The Query Plan (AFTER the fix)

The new plan will be much smarter.

                                                              QUERY PLAN
--------------------------------------------------------------------------------------------------------------------------------------
 Aggregate  (cost=18975.34..18975.35 rows=1 width=8) (actual time=245.812..245.813 rows=1 loops=1)
   ->  Nested Loop  (cost=0.57..18950.10 rows=10100 width=0) (actual time=0.067..240.123 rows=15234 loops=1)
         ->  Seq Scan on users u  (cost=0.00..15800.25 rows=1050 width=4) (actual time=0.021..2.899 rows=1050 loops=1)
               Filter: ((country = 'Vietnam'::text) AND (registration_date >= '2025-07-01'::date) AND (registration_date < '2025-08-01'::date))
         ->  Index Scan using idx_event_logs_user_id on event_logs el  (cost=0.57..2.98 rows=10 width=4) (actual time=0.025..0.225 rows=15 loops=1050)
               Index Cond: (user_id = u.id)
               Filter: (event_type = 'purchase'::text)
 Planning Time: 0.512 ms
 Execution Time: 246.015 ms

Analyzing the Result

  1. The Big Change: The plan switched to a Nested Loop.

    • Outer Loop: It scans the users table to find the 1,050 matching users. This step is the same and is still fast.
    • Inner Loop: This is the magic. Instead of scanning the event_logs table, it performs 1,050 Index Scans on the idx_event_logs_user_id index. Each Index Scan to find events for a single user_id is an extremely fast operation.
  2. Why is it efficient?: Instead of joining two large datasets, we take one small set (1,050 users) and perform 1,050 small, high-speed lookups on the large table. The total cost of these 1,050 small operations is much cheaper than one giant Hash Join.

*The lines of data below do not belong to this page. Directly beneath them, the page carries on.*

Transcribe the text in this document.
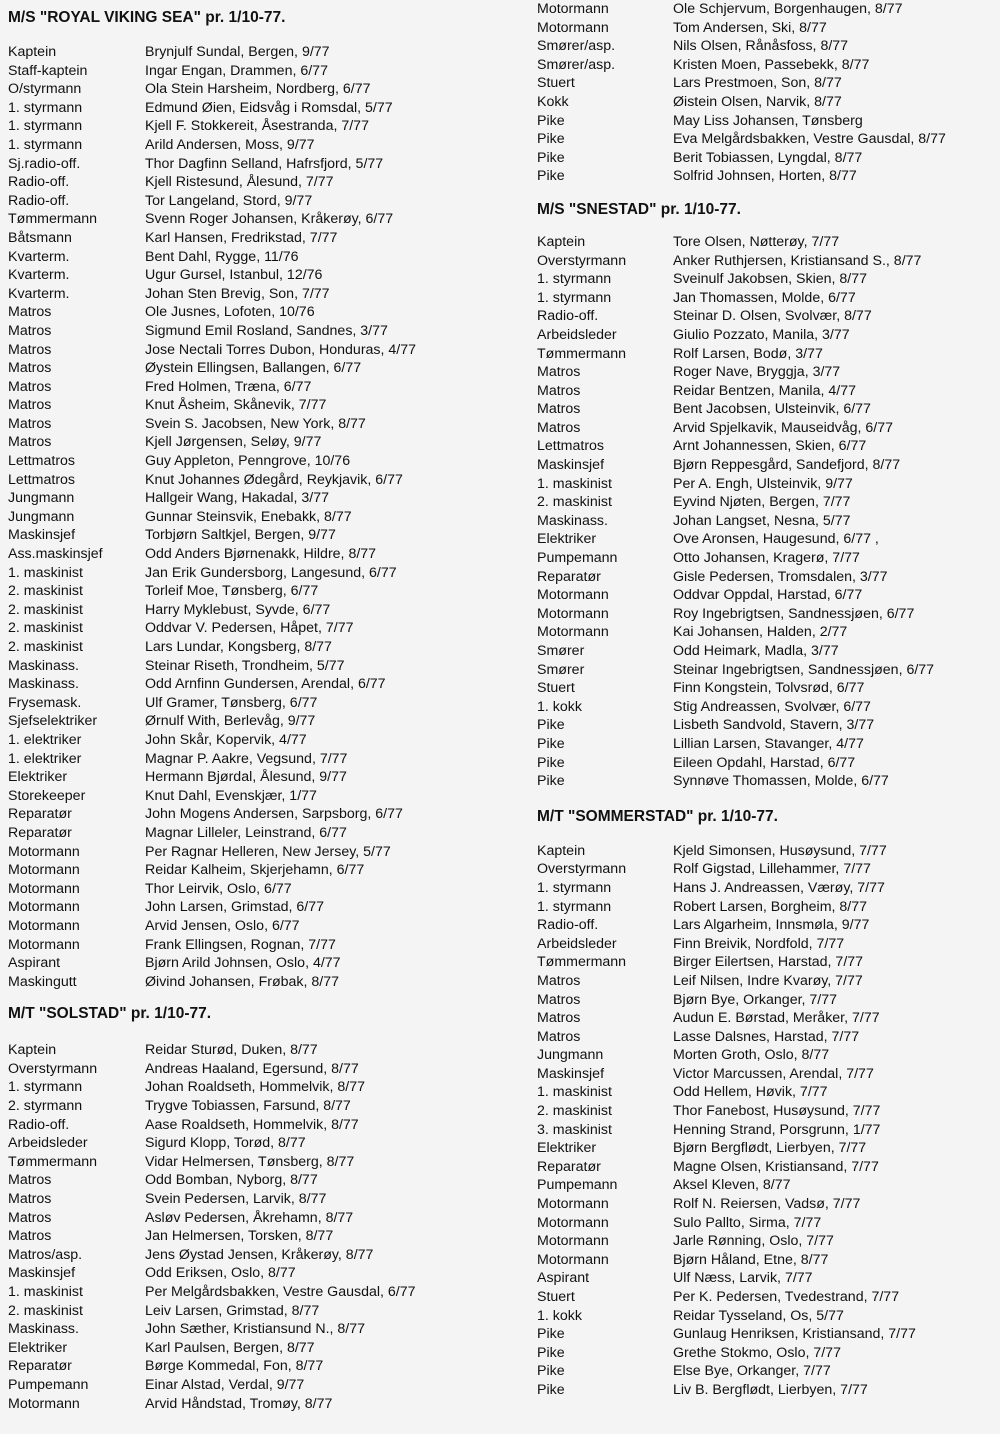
M/S "ROYAL VIKING SEA" pr. 1/10-77.
Kaptein	Brynjulf Sundal, Bergen, 9/77
Staff-kaptein	Ingar Engan, Drammen, 6/77
O/styrmann	Ola Stein Harsheim, Nordberg, 6/77
1. styrmann	Edmund Øien, Eidsvåg i Romsdal, 5/77
1. styrmann	Kjell F. Stokkereit, Åsestranda, 7/77
1. styrmann	Arild Andersen, Moss, 9/77
Sj.radio-off.	Thor Dagfinn Selland, Hafrsfjord, 5/77
Radio-off.	Kjell Ristesund, Ålesund, 7/77
Radio-off.	Tor Langeland, Stord, 9/77
Tømmermann	Svenn Roger Johansen, Kråkerøy, 6/77
Båtsmann	Karl Hansen, Fredrikstad, 7/77
Kvarterm.	Bent Dahl, Rygge, 11/76
Kvarterm.	Ugur Gursel, Istanbul, 12/76
Kvarterm.	Johan Sten Brevig, Son, 7/77
Matros	Ole Jusnes, Lofoten, 10/76
Matros	Sigmund Emil Rosland, Sandnes, 3/77
Matros	Jose Nectali Torres Dubon, Honduras, 4/77
Matros	Øystein Ellingsen, Ballangen, 6/77
Matros	Fred Holmen, Træna, 6/77
Matros	Knut Åsheim, Skånevik, 7/77
Matros	Svein S. Jacobsen, New York, 8/77
Matros	Kjell Jørgensen, Seløy, 9/77
Lettmatros	Guy Appleton, Penngrove, 10/76
Lettmatros	Knut Johannes Ødegård, Reykjavik, 6/77
Jungmann	Hallgeir Wang, Hakadal, 3/77
Jungmann	Gunnar Steinsvik, Enebakk, 8/77
Maskinsjef	Torbjørn Saltkjel, Bergen, 9/77
Ass.maskinsjef	Odd Anders Bjørnenakk, Hildre, 8/77
1. maskinist	Jan Erik Gundersborg, Langesund, 6/77
2. maskinist	Torleif Moe, Tønsberg, 6/77
2. maskinist	Harry Myklebust, Syvde, 6/77
2. maskinist	Oddvar V. Pedersen, Håpet, 7/77
2. maskinist	Lars Lundar, Kongsberg, 8/77
Maskinass.	Steinar Riseth, Trondheim, 5/77
Maskinass.	Odd Arnfinn Gundersen, Arendal, 6/77
Frysemask.	Ulf Gramer, Tønsberg, 6/77
Sjefselektriker	Ørnulf With, Berlevåg, 9/77
1. elektriker	John Skår, Kopervik, 4/77
1. elektriker	Magnar P. Aakre, Vegsund, 7/77
Elektriker	Hermann Bjørdal, Ålesund, 9/77
Storekeeper	Knut Dahl, Evenskjær, 1/77
Reparatør	John Mogens Andersen, Sarpsborg, 6/77
Reparatør	Magnar Lilleler, Leinstrand, 6/77
Motormann	Per Ragnar Helleren, New Jersey, 5/77
Motormann	Reidar Kalheim, Skjerjehamn, 6/77
Motormann	Thor Leirvik, Oslo, 6/77
Motormann	John Larsen, Grimstad, 6/77
Motormann	Arvid Jensen, Oslo, 6/77
Motormann	Frank Ellingsen, Rognan, 7/77
Aspirant	Bjørn Arild Johnsen, Oslo, 4/77
Maskingutt	Øivind Johansen, Frøbak, 8/77
M/T "SOLSTAD" pr. 1/10-77.
Kaptein	Reidar Sturød, Duken, 8/77
Overstyrmann	Andreas Haaland, Egersund, 8/77
1. styrmann	Johan Roaldseth, Hommelvik, 8/77
2. styrmann	Trygve Tobiassen, Farsund, 8/77
Radio-off.	Aase Roaldseth, Hommelvik, 8/77
Arbeidsleder	Sigurd Klopp, Torød, 8/77
Tømmermann	Vidar Helmersen, Tønsberg, 8/77
Matros	Odd Bomban, Nyborg, 8/77
Matros	Svein Pedersen, Larvik, 8/77
Matros	Asløv Pedersen, Åkrehamn, 8/77
Matros	Jan Helmersen, Torsken, 8/77
Matros/asp.	Jens Øystad Jensen, Kråkerøy, 8/77
Maskinsjef	Odd Eriksen, Oslo, 8/77
1. maskinist	Per Melgårdsbakken, Vestre Gausdal, 6/77
2. maskinist	Leiv Larsen, Grimstad, 8/77
Maskinass.	John Sæther, Kristiansund N., 8/77
Elektriker	Karl Paulsen, Bergen, 8/77
Reparatør	Børge Kommedal, Fon, 8/77
Pumpemann	Einar Alstad, Verdal, 9/77
Motormann	Arvid Håndstad, Tromøy, 8/77
Motormann	Ole Schjervum, Borgenhaugen, 8/77
Motormann	Tom Andersen, Ski, 8/77
Smører/asp.	Nils Olsen, Rånåsfoss, 8/77
Smører/asp.	Kristen Moen, Passebekk, 8/77
Stuert	Lars Prestmoen, Son, 8/77
Kokk	Øistein Olsen, Narvik, 8/77
Pike	May Liss Johansen, Tønsberg
Pike	Eva Melgårdsbakken, Vestre Gausdal, 8/77
Pike	Berit Tobiassen, Lyngdal, 8/77
Pike	Solfrid Johnsen, Horten, 8/77
M/S "SNESTAD" pr. 1/10-77.
Kaptein	Tore Olsen, Nøtterøy, 7/77
Overstyrmann	Anker Ruthjersen, Kristiansand S., 8/77
1. styrmann	Sveinulf Jakobsen, Skien, 8/77
1. styrmann	Jan Thomassen, Molde, 6/77
Radio-off.	Steinar D. Olsen, Svolvær, 8/77
Arbeidsleder	Giulio Pozzato, Manila, 3/77
Tømmermann	Rolf Larsen, Bodø, 3/77
Matros	Roger Nave, Bryggja, 3/77
Matros	Reidar Bentzen, Manila, 4/77
Matros	Bent Jacobsen, Ulsteinvik, 6/77
Matros	Arvid Spjelkavik, Mauseidvåg, 6/77
Lettmatros	Arnt Johannessen, Skien, 6/77
Maskinsjef	Bjørn Reppesgård, Sandefjord, 8/77
1. maskinist	Per A. Engh, Ulsteinvik, 9/77
2. maskinist	Eyvind Njøten, Bergen, 7/77
Maskinass.	Johan Langset, Nesna, 5/77
Elektriker	Ove Aronsen, Haugesund, 6/77 ,
Pumpemann	Otto Johansen, Kragerø, 7/77
Reparatør	Gisle Pedersen, Tromsdalen, 3/77
Motormann	Oddvar Oppdal, Harstad, 6/77
Motormann	Roy Ingebrigtsen, Sandnessjøen, 6/77
Motormann	Kai Johansen, Halden, 2/77
Smører	Odd Heimark, Madla, 3/77
Smører	Steinar Ingebrigtsen, Sandnessjøen, 6/77
Stuert	Finn Kongstein, Tolvsrød, 6/77
1. kokk	Stig Andreassen, Svolvær, 6/77
Pike	Lisbeth Sandvold, Stavern, 3/77
Pike	Lillian Larsen, Stavanger, 4/77
Pike	Eileen Opdahl, Harstad, 6/77
Pike	Synnøve Thomassen, Molde, 6/77
M/T "SOMMERSTAD" pr. 1/10-77.
Kaptein	Kjeld Simonsen, Husøysund, 7/77
Overstyrmann	Rolf Gigstad, Lillehammer, 7/77
1. styrmann	Hans J. Andreassen, Værøy, 7/77
1. styrmann	Robert Larsen, Borgheim, 8/77
Radio-off.	Lars Algarheim, Innsmøla, 9/77
Arbeidsleder	Finn Breivik, Nordfold, 7/77
Tømmermann	Birger Eilertsen, Harstad, 7/77
Matros	Leif Nilsen, Indre Kvarøy, 7/77
Matros	Bjørn Bye, Orkanger, 7/77
Matros	Audun E. Børstad, Meråker, 7/77
Matros	Lasse Dalsnes, Harstad, 7/77
Jungmann	Morten Groth, Oslo, 8/77
Maskinsjef	Victor Marcussen, Arendal, 7/77
1. maskinist	Odd Hellem, Høvik, 7/77
2. maskinist	Thor Fanebost, Husøysund, 7/77
3. maskinist	Henning Strand, Porsgrunn, 1/77
Elektriker	Bjørn Bergflødt, Lierbyen, 7/77
Reparatør	Magne Olsen, Kristiansand, 7/77
Pumpemann	Aksel Kleven, 8/77
Motormann	Rolf N. Reiersen, Vadsø, 7/77
Motormann	Sulo Pallto, Sirma, 7/77
Motormann	Jarle Rønning, Oslo, 7/77
Motormann	Bjørn Håland, Etne, 8/77
Aspirant	Ulf Næss, Larvik, 7/77
Stuert	Per K. Pedersen, Tvedestrand, 7/77
1. kokk	Reidar Tysseland, Os, 5/77
Pike	Gunlaug Henriksen, Kristiansand, 7/77
Pike	Grethe Stokmo, Oslo, 7/77
Pike	Else Bye, Orkanger, 7/77
Pike	Liv B. Bergflødt, Lierbyen, 7/77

  3. Performance Comparison:

    • Execution Time: Dropped from 5123.678 ms (~5.1 seconds) down to 246.015 ms (~0.25 seconds). That's about 20 times faster!

Conclusion

When joining a large table and a small table, try to filter the small table as much as possible first. Then, use that result to query the large table via an index. Rewriting the query with a CTE or subquery can "guide" the planner to this optimal path when it can't figure it out on its own.